Les autorités sanitaires ont donné l’alerte après la détection de MRSA chez un enfant de 12 ans hospitalisé pour une infection cutanée neuf jours après l’événement. L’analyse génomique a montré que l’épidémie était due à la souche rare et hypervirulente t016-ST22-MRSA-IV. Cette souche produisait la toxine leucocidine de Panton–Valentine (PVL), capable de détruire les cellules immunitaires et de déclencher une inflammation. Chez la plupart des enfants, les symptômes sont apparus dans les quatre jours, et chez certains, en quelques heures seulement. Ils comprenaient des taches, des cloques remplies de pus, des ampoules et des abcès ; les infections se situaient principalement sur les jambes, en particulier au niveau des cuisses. Douze enfants ont développé des symptômes systémiques tels que de la fièvre, des nausées ou des vomissements.

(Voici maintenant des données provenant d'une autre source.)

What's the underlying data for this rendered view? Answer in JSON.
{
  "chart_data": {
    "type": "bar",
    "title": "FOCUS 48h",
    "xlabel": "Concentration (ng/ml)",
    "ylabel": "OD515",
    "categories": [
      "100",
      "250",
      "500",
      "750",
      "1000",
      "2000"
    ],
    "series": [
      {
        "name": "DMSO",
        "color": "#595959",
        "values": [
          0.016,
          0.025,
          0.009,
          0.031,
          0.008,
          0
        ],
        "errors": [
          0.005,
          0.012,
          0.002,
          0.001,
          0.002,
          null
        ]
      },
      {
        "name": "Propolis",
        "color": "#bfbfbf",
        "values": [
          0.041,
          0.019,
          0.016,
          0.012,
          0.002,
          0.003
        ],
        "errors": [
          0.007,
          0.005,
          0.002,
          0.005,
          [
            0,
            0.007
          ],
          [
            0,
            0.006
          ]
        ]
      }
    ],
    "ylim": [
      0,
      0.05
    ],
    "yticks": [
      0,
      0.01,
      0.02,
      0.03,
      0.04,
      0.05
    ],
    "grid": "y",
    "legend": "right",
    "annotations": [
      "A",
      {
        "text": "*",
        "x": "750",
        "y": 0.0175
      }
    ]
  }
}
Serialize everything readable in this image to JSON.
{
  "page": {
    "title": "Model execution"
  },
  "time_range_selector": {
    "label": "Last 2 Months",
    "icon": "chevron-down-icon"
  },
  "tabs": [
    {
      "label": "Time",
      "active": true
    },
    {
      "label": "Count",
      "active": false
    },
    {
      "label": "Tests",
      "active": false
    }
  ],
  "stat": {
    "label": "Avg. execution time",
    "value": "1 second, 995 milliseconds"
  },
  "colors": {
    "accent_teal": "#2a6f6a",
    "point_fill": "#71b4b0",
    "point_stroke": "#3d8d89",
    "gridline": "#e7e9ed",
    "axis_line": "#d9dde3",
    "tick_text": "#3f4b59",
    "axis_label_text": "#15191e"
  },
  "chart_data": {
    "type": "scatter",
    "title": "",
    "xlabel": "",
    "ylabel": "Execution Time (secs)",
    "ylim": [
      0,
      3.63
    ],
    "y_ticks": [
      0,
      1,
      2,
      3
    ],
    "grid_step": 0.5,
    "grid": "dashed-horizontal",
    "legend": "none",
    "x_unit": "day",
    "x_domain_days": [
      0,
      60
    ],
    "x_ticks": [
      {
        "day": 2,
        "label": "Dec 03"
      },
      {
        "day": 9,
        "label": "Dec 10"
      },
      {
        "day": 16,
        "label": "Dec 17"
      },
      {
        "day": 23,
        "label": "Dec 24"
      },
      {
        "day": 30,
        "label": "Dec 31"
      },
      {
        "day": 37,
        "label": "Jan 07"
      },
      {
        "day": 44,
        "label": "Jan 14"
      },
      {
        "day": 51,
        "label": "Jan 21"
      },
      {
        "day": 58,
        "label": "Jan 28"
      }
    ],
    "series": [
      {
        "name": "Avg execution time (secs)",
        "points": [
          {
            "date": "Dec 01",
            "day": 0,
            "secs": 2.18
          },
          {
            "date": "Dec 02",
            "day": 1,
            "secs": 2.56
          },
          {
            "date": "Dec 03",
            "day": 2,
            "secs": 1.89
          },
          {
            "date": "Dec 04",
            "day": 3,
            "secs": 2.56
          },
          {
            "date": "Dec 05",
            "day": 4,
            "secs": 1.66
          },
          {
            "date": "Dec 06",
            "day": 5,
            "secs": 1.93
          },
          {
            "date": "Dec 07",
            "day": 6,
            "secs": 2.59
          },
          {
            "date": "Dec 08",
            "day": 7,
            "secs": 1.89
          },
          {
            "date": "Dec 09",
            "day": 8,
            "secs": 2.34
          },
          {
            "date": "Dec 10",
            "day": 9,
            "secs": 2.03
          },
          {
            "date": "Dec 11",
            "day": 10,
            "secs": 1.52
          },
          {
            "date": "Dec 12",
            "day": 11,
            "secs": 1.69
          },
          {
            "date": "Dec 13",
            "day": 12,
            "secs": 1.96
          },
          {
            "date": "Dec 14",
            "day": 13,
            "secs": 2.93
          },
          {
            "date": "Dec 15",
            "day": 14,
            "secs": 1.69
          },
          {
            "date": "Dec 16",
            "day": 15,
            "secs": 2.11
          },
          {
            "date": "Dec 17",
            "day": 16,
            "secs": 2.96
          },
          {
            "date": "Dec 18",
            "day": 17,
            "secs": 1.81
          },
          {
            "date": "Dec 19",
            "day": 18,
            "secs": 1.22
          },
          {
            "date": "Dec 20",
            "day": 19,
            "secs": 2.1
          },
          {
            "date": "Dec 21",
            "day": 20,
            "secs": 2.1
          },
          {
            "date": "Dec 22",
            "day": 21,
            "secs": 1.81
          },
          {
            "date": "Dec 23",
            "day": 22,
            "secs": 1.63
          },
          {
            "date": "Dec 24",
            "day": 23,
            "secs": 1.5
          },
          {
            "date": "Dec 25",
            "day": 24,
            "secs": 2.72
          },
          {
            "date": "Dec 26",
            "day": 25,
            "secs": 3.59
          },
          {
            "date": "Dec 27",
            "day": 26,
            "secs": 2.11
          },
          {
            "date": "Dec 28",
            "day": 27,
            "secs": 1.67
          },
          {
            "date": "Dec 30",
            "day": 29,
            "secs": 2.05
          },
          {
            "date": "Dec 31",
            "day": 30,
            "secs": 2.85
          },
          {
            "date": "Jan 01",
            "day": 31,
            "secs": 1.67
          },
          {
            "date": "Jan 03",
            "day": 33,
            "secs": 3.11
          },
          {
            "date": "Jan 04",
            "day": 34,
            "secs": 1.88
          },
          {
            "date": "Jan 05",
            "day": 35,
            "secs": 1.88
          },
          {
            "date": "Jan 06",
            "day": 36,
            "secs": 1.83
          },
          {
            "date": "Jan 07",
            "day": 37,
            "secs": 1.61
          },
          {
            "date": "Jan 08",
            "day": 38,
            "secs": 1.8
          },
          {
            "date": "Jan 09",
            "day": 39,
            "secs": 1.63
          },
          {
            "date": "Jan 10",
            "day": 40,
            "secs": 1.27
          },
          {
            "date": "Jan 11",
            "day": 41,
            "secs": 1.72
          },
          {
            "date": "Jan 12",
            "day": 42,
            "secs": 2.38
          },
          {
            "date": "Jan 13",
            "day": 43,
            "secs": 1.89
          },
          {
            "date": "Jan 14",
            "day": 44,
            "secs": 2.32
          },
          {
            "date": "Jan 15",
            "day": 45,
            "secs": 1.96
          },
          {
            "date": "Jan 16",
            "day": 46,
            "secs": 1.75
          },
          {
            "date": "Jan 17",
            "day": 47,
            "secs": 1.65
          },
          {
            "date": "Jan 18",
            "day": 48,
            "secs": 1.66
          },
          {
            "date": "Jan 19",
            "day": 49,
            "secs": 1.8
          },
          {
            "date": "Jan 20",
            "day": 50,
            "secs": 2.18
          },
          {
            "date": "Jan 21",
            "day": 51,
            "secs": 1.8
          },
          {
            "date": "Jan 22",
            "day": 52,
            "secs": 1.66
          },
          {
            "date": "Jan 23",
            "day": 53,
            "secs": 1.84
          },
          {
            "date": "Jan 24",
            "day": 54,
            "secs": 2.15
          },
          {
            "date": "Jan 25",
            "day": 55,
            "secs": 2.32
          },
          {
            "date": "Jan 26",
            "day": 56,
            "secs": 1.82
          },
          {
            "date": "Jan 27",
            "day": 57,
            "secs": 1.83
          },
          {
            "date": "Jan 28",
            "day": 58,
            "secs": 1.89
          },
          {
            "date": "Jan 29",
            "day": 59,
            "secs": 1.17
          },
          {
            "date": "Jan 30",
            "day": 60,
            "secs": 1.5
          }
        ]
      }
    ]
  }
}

La souche était résistante à au moins quatre médicaments, dont la flucloxacilline, la ciprofloxacine, la gentamicine et le triméthoprime, mais elle était sensible à la clindamycine, à la tétracycline, à l’acide fusidique, au cotrimoxazole et au linézolide. Parmi les 48 enfants infectés, 47 avaient joué sur des structures gonflables, tandis que l’autre enfant avait eu un contact étroit avec une personne exposée. Il a été estimé que le fait que les enfants jouent pendant des heures, de manière intense et dans un espace bondé, ainsi que les éraflures cutanées et le temps chaud, humide et pluvieux, avaient facilité la propagation. Les autorités ont établi qu’il s’agissait de la plus grande épidémie de MRSA en Irlande et de la première épidémie associée à des parcs de jeux gonflables. Les structures n’ont pas été testées ; il a été recommandé à leurs propriétaires de procéder à une désinfection complète. Les enfants infectés ont reçu des antibiotiques, et un protocole de cinq jours comprenant un lavage antiseptique et une pommade nasale a été appliqué aux enfants et à leurs familles. L’épidémie a pris fin 40 jours après l’absence de nouveau cas.

Pourquoi est-ce important ?

Cette épidémie montre que, lors d’activités collectives, les enfants doivent être surveillés non seulement pour les maladies respiratoires, mais aussi en ce qui concerne les contacts susceptibles de compromettre l’intégrité cutanée et le matériel partagé. Le fait qu’une souche rare, hautement virulente et résistante à plusieurs antibiotiques ait touché un grand nombre de personnes en peu de temps met en évidence l’importance de l’évaluation des personnes contacts lorsque le diagnostic ne peut pas être établi, ainsi que celle d’une intervention précoce en santé publique. Ces résultats concernent les familles, les organisateurs d’activités et les professionnels de santé, notamment en matière de nettoyage, de protection des plaies cutanées et de signalement rapide des signes d’infection. Cependant, l’absence de tests microbiologiques sur les structures de jeu laisse ouverte la question de savoir si la transmission s’est produite par les surfaces ou par des contacts étroits entre les enfants. Les résultats soulignent donc la nécessité d’examens plus approfondis lors d’activités similaires, sans être généralisés à l’ensemble des parcs de jeux gonflables.